Depremde yaşamını yitirmiş hukukçu meslektaşlarımızın diplomalarının sahtecilik amacıyla kullanıldığı dosyalar ise bu çöküşün en karanlık yüzünü temsil ediyor. Aynı şekilde, her yaz yaşanan orman yangınlarında sorumluların tespit edilmemesi, ihmallerin örtülmesi ve kamuoyunun yalnızca ‘hava filosu’ tartışmalarına sıkıştırılması; ekolojik yıkım karşısında da cezasızlık rejiminin sürdüğünü gösteriyor.

6 Şubat depremleri, örgütlü ihmallerin ve denetimsizliğin sonucu olarak on binlerce insanın yaşamını yitirmesine neden oldu. Ancak bu yıkımın sorumluları hâlâ etkin biçimde yargılanmıyor. Müteahhitler, yapı denetim firmaları, belediye yetkilileri ve ruhsat makamları korunuyor; dosyalar zamana yayılıp, kamu görevlileri cezasızlık zırhıyla korunuyor. Hukuk, bu enkazın altında kalıyor; ama enkazı kaldırmak yerine, üzerine yeni tören kürsüleri kuruluyor” diye konuştu.

Çağdaş Hukuçular Derneği Izmir Adliyesi Basın Açıklaması (1)-1

“Özgürlükler gasp ediliyor, cezaevlerinde umut hakkı yok”

Aslan, açıklamasında siyasi davaları ve cezaevlerindeki hak ihlallerini de gündeme getirerek, “Sistemin çöküşünün en görünür örneklerinden biri de meslektaşlarımızın özgürlüğünün gasp edilmesidir. ÇHD Onursal Başkanı Selçuk Kozağaçlı, 8 yıl sonra tahliye edildiği cezaevine savcılık itirazıyla yeniden gönderiliyor; hukuki değil, açıkça politik bir kararla özgürlüğü elinden alınıyor.

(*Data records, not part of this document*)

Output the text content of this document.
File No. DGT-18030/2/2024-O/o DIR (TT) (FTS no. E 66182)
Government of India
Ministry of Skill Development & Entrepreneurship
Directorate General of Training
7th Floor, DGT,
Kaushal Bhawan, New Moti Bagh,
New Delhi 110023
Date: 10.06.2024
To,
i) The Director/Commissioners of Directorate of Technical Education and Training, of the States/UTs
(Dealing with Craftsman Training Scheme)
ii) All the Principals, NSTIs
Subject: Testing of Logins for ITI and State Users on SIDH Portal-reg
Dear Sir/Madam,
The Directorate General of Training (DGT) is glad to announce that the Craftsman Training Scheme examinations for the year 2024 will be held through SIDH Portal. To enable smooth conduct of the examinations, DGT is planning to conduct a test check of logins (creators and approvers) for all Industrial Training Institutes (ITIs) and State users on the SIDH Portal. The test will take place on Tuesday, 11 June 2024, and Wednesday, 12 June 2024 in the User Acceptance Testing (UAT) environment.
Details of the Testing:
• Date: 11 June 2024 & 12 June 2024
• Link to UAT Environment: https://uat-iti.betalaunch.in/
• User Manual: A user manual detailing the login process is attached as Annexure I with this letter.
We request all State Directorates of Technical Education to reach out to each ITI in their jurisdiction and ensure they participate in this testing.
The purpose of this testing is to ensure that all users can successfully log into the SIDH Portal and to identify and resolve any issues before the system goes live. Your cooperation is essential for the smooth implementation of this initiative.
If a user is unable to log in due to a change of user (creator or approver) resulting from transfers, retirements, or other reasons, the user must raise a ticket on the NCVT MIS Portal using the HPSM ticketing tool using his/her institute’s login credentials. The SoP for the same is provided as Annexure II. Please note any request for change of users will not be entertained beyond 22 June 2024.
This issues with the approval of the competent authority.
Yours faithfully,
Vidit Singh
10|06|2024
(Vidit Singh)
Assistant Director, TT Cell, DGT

Yine Gezi davası kapsamında 18 yıl hapis cezasına çarptırılan ve Hatay halkının seksen bine yakın oyuyla seçilmiş milletvekili olan Can Atalay, Anayasa Mahkemesi’nin hak ihlali kararlarına rağmen hâlâ cezaevinde tutuluyor.

Bir yandan barış süreci devam ederken baskı yasaları yürürlükte kalmaya devam ediyor; muhalif her türlü ses, özgür basın, savunma faaliyetleri ve hak mücadelesi sistematik biçimde bastırılıyor. Cezaevlerinde ise tablo daha da ağırlaşıyor. İdare ve Gözlem Kurulları tarafından yürütülen keyfi infaz yakmaları, mahpusların koşullu salıverilme haklarını fiilen ortadan kaldırıyor; cezalar süresizliğe dönüşüyor.

Ağırlaştırılmış müebbet hapis cezası almış tüm mahpusların ‘umut hakkı’nın yok sayılması, cezaların fiilen ölüme dönüşmesine yol açmaktadır. Hapishanelerde yaşanan ‘keyfi infaz yakmaları’ ve hapis cezalarının ‘süresizliğe’ dönüşmesi, AİHM’in içtihadıyla geliştirdiği ‘umut hakkı’ kavramıyla doğrudan ilişkilidir. AİHM’in Türkiye aleyhine bu konuda vermiş olduğu ilk ihlal kararı olan Abdullah Öcalan No.2 kararı 11 yılı aşkın süredir uygulanmayı beklemektedir” ifadelerine yer verdi.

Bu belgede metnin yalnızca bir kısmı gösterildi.